Я ничего не отвечу. Он повернется, чтобы уйти.
— Я молюсь за нас, — скажу я ему на прощание. — Хожу на красные мессы.
— Что за мессы?
— Священник убивает в склепе овцу или теленка, и мы пьем кровь.
— Какая это религия?
— Изначальная, настоящая — наших предков. Ночью мы собираемся на P`ere-Lachaise и творим свои обряды.
— Ты знаешь — это нелегально.
— Истинную веру всегда преследовали. — Я покажу ему татуировку на руке. — Знак посвящения.
— Береги себя. — Он холодно поцелует меня в щеку и быстро спустится в метро.
Поедет к Джонатану.
— Лейла сошла с ума, — и обопрется о магазинный прилавок. — Больница ей не помогла. Это безумие.
Джонатан поднимет палец и на фоне ощипанных висельников произнесет:
— Безумцы Божьи, какой благодати они удостоены: милостью Божией их лишили разума, чтобы больше не мучились.
— Лучше закрой лавку и пойдем выпьем пива у Голденберга, — умоляюще посмотрит на Джонатана Гиги. — Когда же наконец кончится этот кошмар с Лейлой…
Джонатан понимающе промолчит.
— Гиги, кошмар и мир кончатся в 23.59, взгляни на часы. — Лейла вынула из сумочки электронные часы, зеленые цифры которых показывали 22.30, — потому что больше на счетчике ничего нет.
*
*Кто я? Эротичный знак вопроса.
Я даже точно не знаю, где живу. Какое мне дело до всего этого вокруг. Лязг, вопли, над которыми вырастает Статуя Свободы — здешняя, парижская, на Лебяжьем острове посредине Сены, позеленевшая от надежды. Или та, другая, нью-йоркская. Ее так высоко поставили, чтобы нельзя было ей плюнуть в лицо. Статуя Свободы, символ свободного мира, держит в лапе гигантский вибратор, которым трахает себя вся эта цивилизация. Потому что человек должен быть свободным, работящим и культурным, верующим или глубоко неверующим. Какое мне до этого дело? Культура, всякая культура со времен французской революции является пропагандой. Идеи, рекламы, торговля. У меня свеженький Деррида! Продаются мысли сезона для международных идиотов из кафе*!!! Только у нас — вскрытие интеллекта после трепанации! Литературные идейки — дешево! После подписки на нашу газету будешь, как Гомбрович [6] , гарантия — год!
6
Гомбрович, Витольд (1904–1969) — польский писатель-абсурдист.

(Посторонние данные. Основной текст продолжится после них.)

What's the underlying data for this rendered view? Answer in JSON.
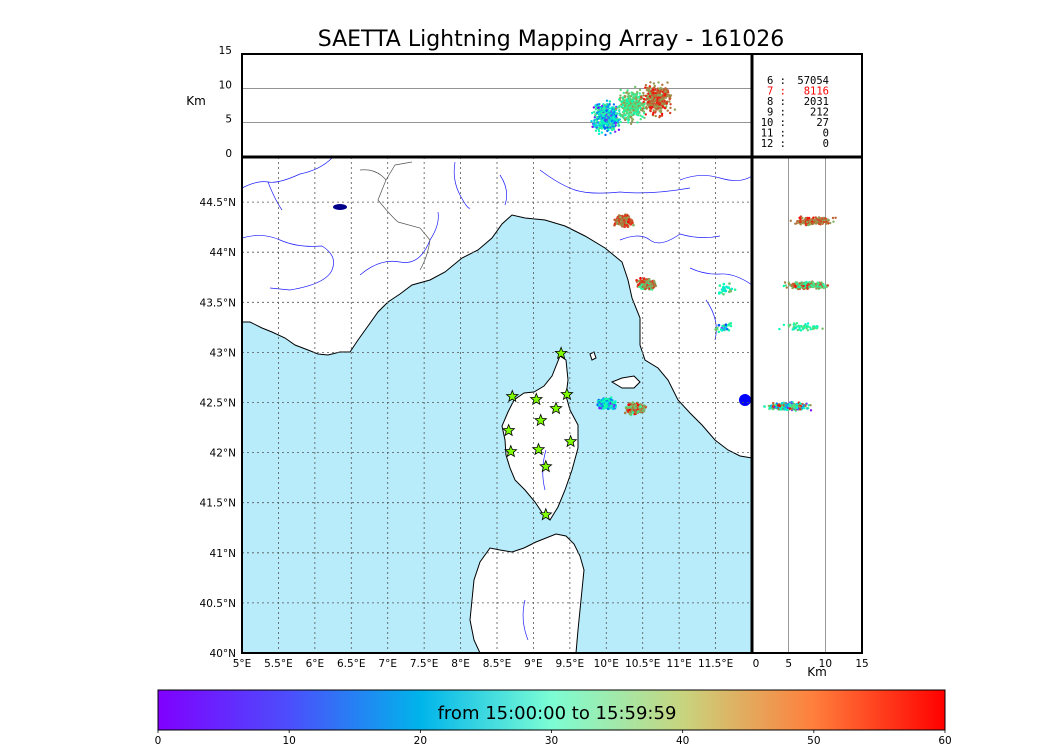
{
  "title": "SAETTA Lightning Mapping Array - 161026",
  "colors": {
    "sea": "#b8ecfa",
    "land": "#ffffff",
    "coast": "#000000",
    "river": "#2020ff",
    "border": "#555555",
    "station_fill": "#7fff00",
    "highlight_stat": "#ff0000"
  },
  "station_marker": "star-icon",
  "chart_data": [
    {
      "type": "scatter",
      "name": "plan-view",
      "xlim": [
        5.0,
        12.0
      ],
      "ylim": [
        40.0,
        44.95
      ],
      "x_ticks": [
        {
          "value": 5.0,
          "label": "5°E"
        },
        {
          "value": 5.5,
          "label": "5.5°E"
        },
        {
          "value": 6.0,
          "label": "6°E"
        },
        {
          "value": 6.5,
          "label": "6.5°E"
        },
        {
          "value": 7.0,
          "label": "7°E"
        },
        {
          "value": 7.5,
          "label": "7.5°E"
        },
        {
          "value": 8.0,
          "label": "8°E"
        },
        {
          "value": 8.5,
          "label": "8.5°E"
        },
        {
          "value": 9.0,
          "label": "9°E"
        },
        {
          "value": 9.5,
          "label": "9.5°E"
        },
        {
          "value": 10.0,
          "label": "10°E"
        },
        {
          "value": 10.5,
          "label": "10.5°E"
        },
        {
          "value": 11.0,
          "label": "11°E"
        },
        {
          "value": 11.5,
          "label": "11.5°E"
        }
      ],
      "y_ticks": [
        {
          "value": 40.0,
          "label": "40°N"
        },
        {
          "value": 40.5,
          "label": "40.5°N"
        },
        {
          "value": 41.0,
          "label": "41°N"
        },
        {
          "value": 41.5,
          "label": "41.5°N"
        },
        {
          "value": 42.0,
          "label": "42°N"
        },
        {
          "value": 42.5,
          "label": "42.5°N"
        },
        {
          "value": 43.0,
          "label": "43°N"
        },
        {
          "value": 43.5,
          "label": "43.5°N"
        },
        {
          "value": 44.0,
          "label": "44°N"
        },
        {
          "value": 44.5,
          "label": "44.5°N"
        }
      ],
      "grid": true,
      "stations": [
        {
          "lon": 9.38,
          "lat": 42.99
        },
        {
          "lon": 8.71,
          "lat": 42.56
        },
        {
          "lon": 9.04,
          "lat": 42.53
        },
        {
          "lon": 9.46,
          "lat": 42.58
        },
        {
          "lon": 9.31,
          "lat": 42.44
        },
        {
          "lon": 9.1,
          "lat": 42.32
        },
        {
          "lon": 8.66,
          "lat": 42.22
        },
        {
          "lon": 9.51,
          "lat": 42.11
        },
        {
          "lon": 8.69,
          "lat": 42.01
        },
        {
          "lon": 9.07,
          "lat": 42.03
        },
        {
          "lon": 9.17,
          "lat": 41.86
        },
        {
          "lon": 9.17,
          "lat": 41.38
        }
      ],
      "clusters": [
        {
          "lon": 10.25,
          "lat": 44.31,
          "t_min": 45,
          "t_max": 60,
          "count": 220
        },
        {
          "lon": 10.55,
          "lat": 43.68,
          "t_min": 30,
          "t_max": 60,
          "count": 320
        },
        {
          "lon": 11.65,
          "lat": 43.63,
          "t_min": 20,
          "t_max": 45,
          "count": 25
        },
        {
          "lon": 11.62,
          "lat": 43.25,
          "t_min": 5,
          "t_max": 45,
          "count": 25
        },
        {
          "lon": 10.0,
          "lat": 42.49,
          "t_min": 0,
          "t_max": 35,
          "count": 320
        },
        {
          "lon": 10.4,
          "lat": 42.44,
          "t_min": 35,
          "t_max": 60,
          "count": 320
        }
      ]
    },
    {
      "type": "scatter",
      "name": "lon-altitude",
      "xlim": [
        5.0,
        12.0
      ],
      "ylim": [
        0,
        15
      ],
      "ylabel": "Km",
      "y_ticks": [
        0,
        5,
        10,
        15
      ],
      "reference_lines": [
        5,
        10
      ],
      "clusters": [
        {
          "lon": 10.0,
          "alt": 5.8,
          "t_min": 0,
          "t_max": 40,
          "count": 500
        },
        {
          "lon": 10.35,
          "alt": 7.5,
          "t_min": 30,
          "t_max": 50,
          "count": 300
        },
        {
          "lon": 10.7,
          "alt": 8.5,
          "t_min": 45,
          "t_max": 60,
          "count": 400
        }
      ],
      "stats": [
        {
          "label": "6 :",
          "value": "57054",
          "highlight": false
        },
        {
          "label": "7 :",
          "value": "8116",
          "highlight": true
        },
        {
          "label": "8 :",
          "value": "2031",
          "highlight": false
        },
        {
          "label": "9 :",
          "value": "212",
          "highlight": false
        },
        {
          "label": "10 :",
          "value": "27",
          "highlight": false
        },
        {
          "label": "11 :",
          "value": "0",
          "highlight": false
        },
        {
          "label": "12 :",
          "value": "0",
          "highlight": false
        }
      ]
    },
    {
      "type": "scatter",
      "name": "altitude-lat",
      "xlim": [
        0,
        15
      ],
      "ylim": [
        40.0,
        44.95
      ],
      "xlabel": "Km",
      "x_ticks": [
        0,
        5,
        10,
        15
      ],
      "reference_lines": [
        5,
        10
      ],
      "clusters": [
        {
          "alt": 8.5,
          "lat": 44.31,
          "t_min": 45,
          "t_max": 60,
          "count": 200
        },
        {
          "alt": 7.5,
          "lat": 43.67,
          "t_min": 30,
          "t_max": 60,
          "count": 320
        },
        {
          "alt": 7.0,
          "lat": 43.25,
          "t_min": 20,
          "t_max": 45,
          "count": 60
        },
        {
          "alt": 5.0,
          "lat": 42.46,
          "t_min": 0,
          "t_max": 60,
          "count": 350
        }
      ]
    },
    {
      "type": "heatmap",
      "name": "time-colorbar",
      "colormap": "rainbow",
      "range": [
        0,
        60
      ],
      "ticks": [
        0,
        10,
        20,
        30,
        40,
        50,
        60
      ],
      "label": "from 15:00:00 to 15:59:59"
    }
  ]
}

Или кич, или смерть. Кич — уютный безопасный закуток. Вокруг кича — жестокость и ужас: настоящая картина, хороший стих. Увидеть действительность — это увидеть жестокость. Показать увиденное — это уже кич. Но кто же я?
*
*Парижские бистро расцветают осенью. Притягивают светом, теплом, запахами кофе.
— Caf'e cr`eme, caf'e noisette, un verre de pastis; мне — кофе и божоле. Почему ты ничего не говоришь? Молчишь и молчишь, уставясь в стынущий кофе?